たとえば、次の情報がコンシューム (GET) コマンドから返されます。

{
    "properties": {
      "anotherUserDefinedHeader": "Random stuff",
      "userDefinedHeader": "User defined stuff"
    },
    "headers": {
      "messageId": "514",
      "lockId": "<lockIDvalue>",
      "created": "Tue, 23 Oct 2018 21:17:57 GMT",
      "deliveryCount": "2"
    },
    ...

ロック ID を取得したら、それを Postman 環境に追加してその後の要求を容易にできます。

API アクセス用の Studio のセットアップ

Anypoint Studio では、Anypoint MQ Connector を使用する Mule アプリケーションを作成できます。 このセクションでは手順が要約されています。

次の要素で Studio プロジェクトをセットアップできます。

  • HTTP Connector:

    • ホスト: 0.0.0.0

    • ポート: 8081

    • パス: プロパティメニューで ​/mq/{messageId}​ に設定。

  • Anypoint MQ Connector: [Anypoint Platform]​ > ​[MQ]​ からクライアント ID とクライアントシークレットを取得し、​[宛先]​ を Postman で作成されたキューに設定。

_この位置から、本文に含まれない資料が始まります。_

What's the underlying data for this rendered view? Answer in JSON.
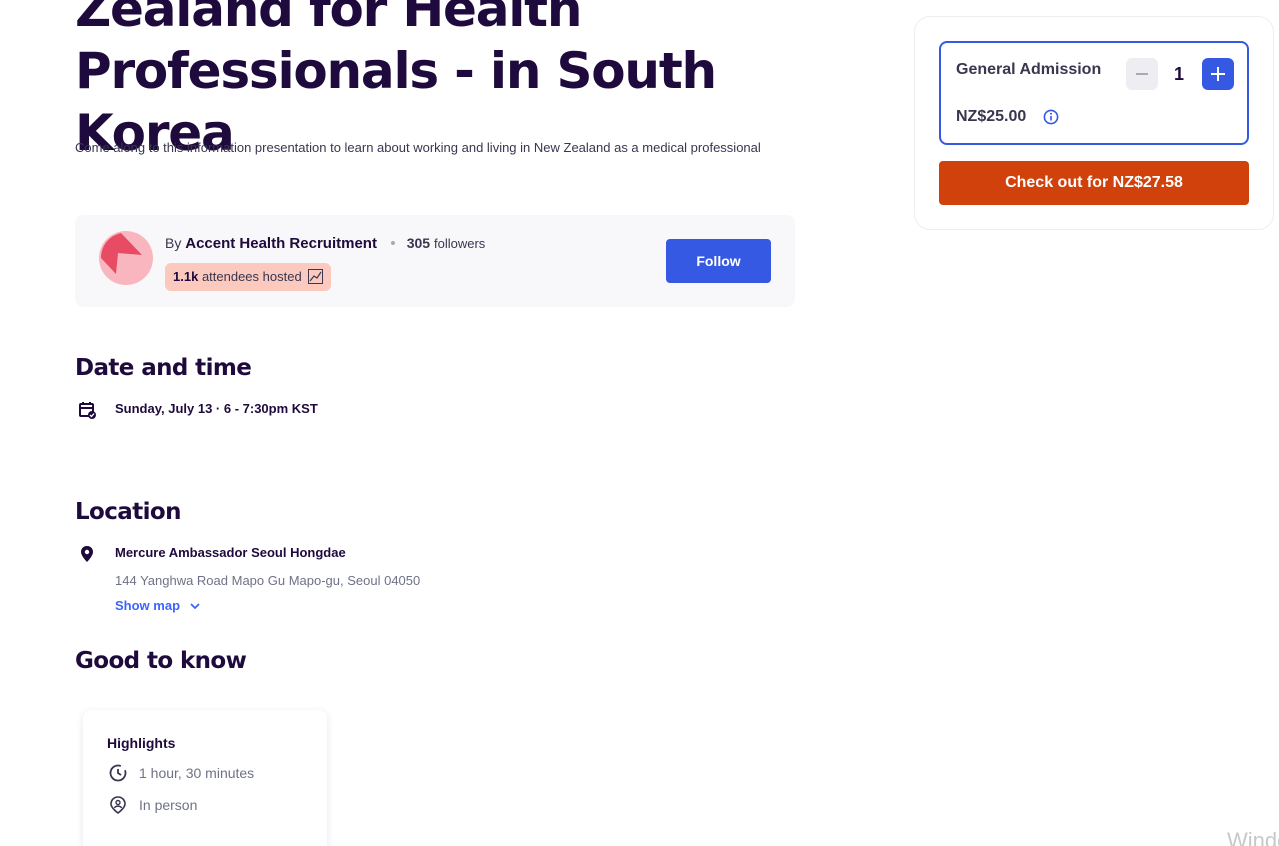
{
  "event": {
    "title": "Zealand for Health Professionals - in South Korea",
    "summary": "Come along to this information presentation to learn about working and living in New Zealand as a medical professional"
  },
  "organizer": {
    "by_prefix": "By",
    "name": "Accent Health Recruitment",
    "followers_count": "305",
    "followers_label": "followers",
    "attendees_count": "1.1k",
    "attendees_label": "attendees hosted",
    "follow_label": "Follow",
    "avatar_colors": {
      "bg": "#f9b6be",
      "fg": "#e84c64"
    }
  },
  "date_time": {
    "heading": "Date and time",
    "text": "Sunday, July 13 · 6 - 7:30pm KST",
    "icon": "calendar-check-icon"
  },
  "location": {
    "heading": "Location",
    "venue": "Mercure Ambassador Seoul Hongdae",
    "address": "144 Yanghwa Road Mapo Gu Mapo-gu, Seoul 04050",
    "show_map_label": "Show map",
    "icon": "map-pin-icon"
  },
  "good_to_know": {
    "heading": "Good to know",
    "highlights_title": "Highlights",
    "items": [
      {
        "icon": "clock-icon",
        "label": "1 hour, 30 minutes"
      },
      {
        "icon": "person-pin-icon",
        "label": "In person"
      }
    ]
  },
  "ticket": {
    "name": "General Admission",
    "price": "NZ$25.00",
    "quantity": "1",
    "checkout_label": "Check out for NZ$27.58"
  },
  "os": {
    "watermark": "Windo"
  },
  "colors": {
    "brand_blue": "#3659e3",
    "checkout_orange": "#d1410c",
    "heading": "#1e0a3c",
    "badge": "#fbc9be",
    "link": "#3d64ff"
  }
}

  • ロガー: [Message (メッセージ)]​ を値 ​\#[payload]​ に設定。

    1. Package Explorer​ ウィンドウでプロジェクト名を右クリックし、​[Run As (別のユーザーとして実行)] > [Mule Application (Mule アプリケーション)]​ をクリックします。

      コンソールメッセージが値 ​DEPLOYED​ で終わっていることを確認します。

    2. Postman で、新しいメッセージをパブリッシュします。

ブラウザーを使用したアクセス

Studio で [HTTP Listener (HTTP リスナー)] をセットアップしたら、アドレス ​0.0.0.0:8081​ をブラウズします。ブラウザーに、Postman によって送信されたメッセージが表示されます。このメッセージは Anypoint MQ Connector が受信し、HTTP Connector がブラウザーに送信したメッセージです。

Exchange からの Anypoint MQ API のダウンロード

Exchange から Anypoint MQ API をダウンロードするには、​[Download (ダウンロード)]​ をクリックして RAML、OAS、または Mule 3 または Mule 4 のコネクタファイルの中からダウンロードする形式を選択します。